A senior executive at Seagate, one of the leading HDD manufacturers, has stated that rising memory prices are likely to become the “new normal” for the industry in the coming years. This assessment is backed by market data: according to the latest figures from TrendForce, consumer electronics memory prices in the first quarter of 2026 rose by more than 60% compared with the fourth quarter of 2025, with NAND flash prices posting a quarter-on-quarter increase exceeding 70%—the largest single-quarter surge in recent years.
05. Future Outlook
Market forecasts indicate that the supply shortage of AI storage chips will not begin to ease significantly until as late as 2027. Recently, Gajus Shen, CEO of Synopsys, the global leader in chip design automation tools, sounded the alarm, warning that the tight supply and price increases for storage chips driven by the AI infrastructure boom could persist through 2027.
Although major memory chip manufacturers are planning to expand capacity, it typically takes at least two years from the initiation of investment to the actual commissioning of new production lines, which means the supply shortage is unlikely to ease in the near term. Research from securities firms corroborates this view: most of the additional capacity is expected to come online in 2027 and beyond, resulting in a structural mismatch in 2026 where demand grows rapidly while supply expansion lags behind.

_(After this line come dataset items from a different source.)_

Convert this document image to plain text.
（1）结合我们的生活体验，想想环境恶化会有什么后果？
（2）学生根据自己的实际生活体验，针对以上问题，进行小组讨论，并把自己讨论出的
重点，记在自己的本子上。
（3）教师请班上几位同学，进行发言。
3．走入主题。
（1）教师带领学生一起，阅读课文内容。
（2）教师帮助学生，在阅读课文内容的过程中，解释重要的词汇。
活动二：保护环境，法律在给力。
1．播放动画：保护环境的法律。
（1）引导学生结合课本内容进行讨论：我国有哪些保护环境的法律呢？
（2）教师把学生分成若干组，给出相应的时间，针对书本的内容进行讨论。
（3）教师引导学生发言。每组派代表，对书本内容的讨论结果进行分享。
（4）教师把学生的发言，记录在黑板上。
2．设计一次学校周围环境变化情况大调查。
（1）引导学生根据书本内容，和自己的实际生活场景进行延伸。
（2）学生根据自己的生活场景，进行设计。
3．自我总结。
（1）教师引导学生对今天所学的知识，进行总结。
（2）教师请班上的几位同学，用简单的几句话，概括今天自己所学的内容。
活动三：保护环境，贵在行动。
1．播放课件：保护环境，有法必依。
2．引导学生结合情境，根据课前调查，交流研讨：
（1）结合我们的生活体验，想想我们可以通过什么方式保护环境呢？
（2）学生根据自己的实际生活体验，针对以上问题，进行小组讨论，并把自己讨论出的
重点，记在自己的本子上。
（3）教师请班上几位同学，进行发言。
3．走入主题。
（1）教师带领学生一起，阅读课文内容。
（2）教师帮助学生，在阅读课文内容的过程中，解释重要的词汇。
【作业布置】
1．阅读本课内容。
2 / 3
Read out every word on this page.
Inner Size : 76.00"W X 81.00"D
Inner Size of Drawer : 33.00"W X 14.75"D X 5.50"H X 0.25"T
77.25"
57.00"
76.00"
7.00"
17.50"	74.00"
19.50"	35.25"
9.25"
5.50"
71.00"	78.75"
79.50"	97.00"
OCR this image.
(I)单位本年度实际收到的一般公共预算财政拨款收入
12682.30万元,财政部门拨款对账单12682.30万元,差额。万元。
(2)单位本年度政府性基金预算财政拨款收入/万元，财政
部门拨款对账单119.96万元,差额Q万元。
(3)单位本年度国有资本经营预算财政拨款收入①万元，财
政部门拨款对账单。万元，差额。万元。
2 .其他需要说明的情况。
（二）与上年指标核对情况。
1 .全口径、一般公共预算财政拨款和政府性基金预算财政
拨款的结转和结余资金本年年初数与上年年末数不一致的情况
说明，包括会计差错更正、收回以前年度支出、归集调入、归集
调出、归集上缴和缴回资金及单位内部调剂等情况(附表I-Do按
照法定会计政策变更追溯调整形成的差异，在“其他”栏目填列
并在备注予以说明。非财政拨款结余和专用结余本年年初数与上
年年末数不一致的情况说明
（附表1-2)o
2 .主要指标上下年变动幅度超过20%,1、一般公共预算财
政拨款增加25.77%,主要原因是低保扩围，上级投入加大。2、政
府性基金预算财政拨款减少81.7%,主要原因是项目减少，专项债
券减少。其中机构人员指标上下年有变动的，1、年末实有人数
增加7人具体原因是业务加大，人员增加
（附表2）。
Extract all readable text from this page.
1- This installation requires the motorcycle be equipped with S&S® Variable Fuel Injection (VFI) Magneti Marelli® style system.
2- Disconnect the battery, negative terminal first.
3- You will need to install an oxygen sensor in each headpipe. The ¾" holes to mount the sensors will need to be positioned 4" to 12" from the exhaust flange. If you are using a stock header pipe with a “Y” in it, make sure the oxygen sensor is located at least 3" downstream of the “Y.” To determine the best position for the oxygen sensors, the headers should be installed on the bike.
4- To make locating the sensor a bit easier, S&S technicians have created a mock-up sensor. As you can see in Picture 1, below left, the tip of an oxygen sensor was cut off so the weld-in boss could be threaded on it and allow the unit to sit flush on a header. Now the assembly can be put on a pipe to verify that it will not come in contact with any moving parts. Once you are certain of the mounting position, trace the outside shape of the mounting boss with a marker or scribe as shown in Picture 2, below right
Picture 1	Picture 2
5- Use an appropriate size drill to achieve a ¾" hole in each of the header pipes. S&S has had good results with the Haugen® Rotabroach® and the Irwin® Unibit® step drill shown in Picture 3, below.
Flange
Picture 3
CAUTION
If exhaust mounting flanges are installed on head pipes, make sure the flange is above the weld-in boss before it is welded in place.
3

Ongoing supply constraints are driving a sharp rise in memory chip prices, with some analysts dubbing this cycle a “supercycle.” Research firm Counterpoint forecasts that memory prices could experience several significant price hikes between the fourth quarter of 2025 and the second quarter of 2026.
In March, Yee Jiun Song, Meta’s Vice President of Engineering, expressed concern about securing the necessary HBM when announcing a new in-house AI chip: “We’re worried about HBM supply, but we’ve already secured supply sources to support our planned expansion.”
This AI-driven storage revolution is reshaping the cost structure of the entire electronics industry. From smartphones to personal computers, from data centers to consumer electronics, a wave of price increases has become inevitable. For ordinary consumers, this means higher costs when purchasing electronic devices in the future; for the industry as a whole, it signals the dawn of a new era—storage is no longer a peripheral component subject to cyclical fluctuations, but rather an indispensable core infrastructure of the AI era.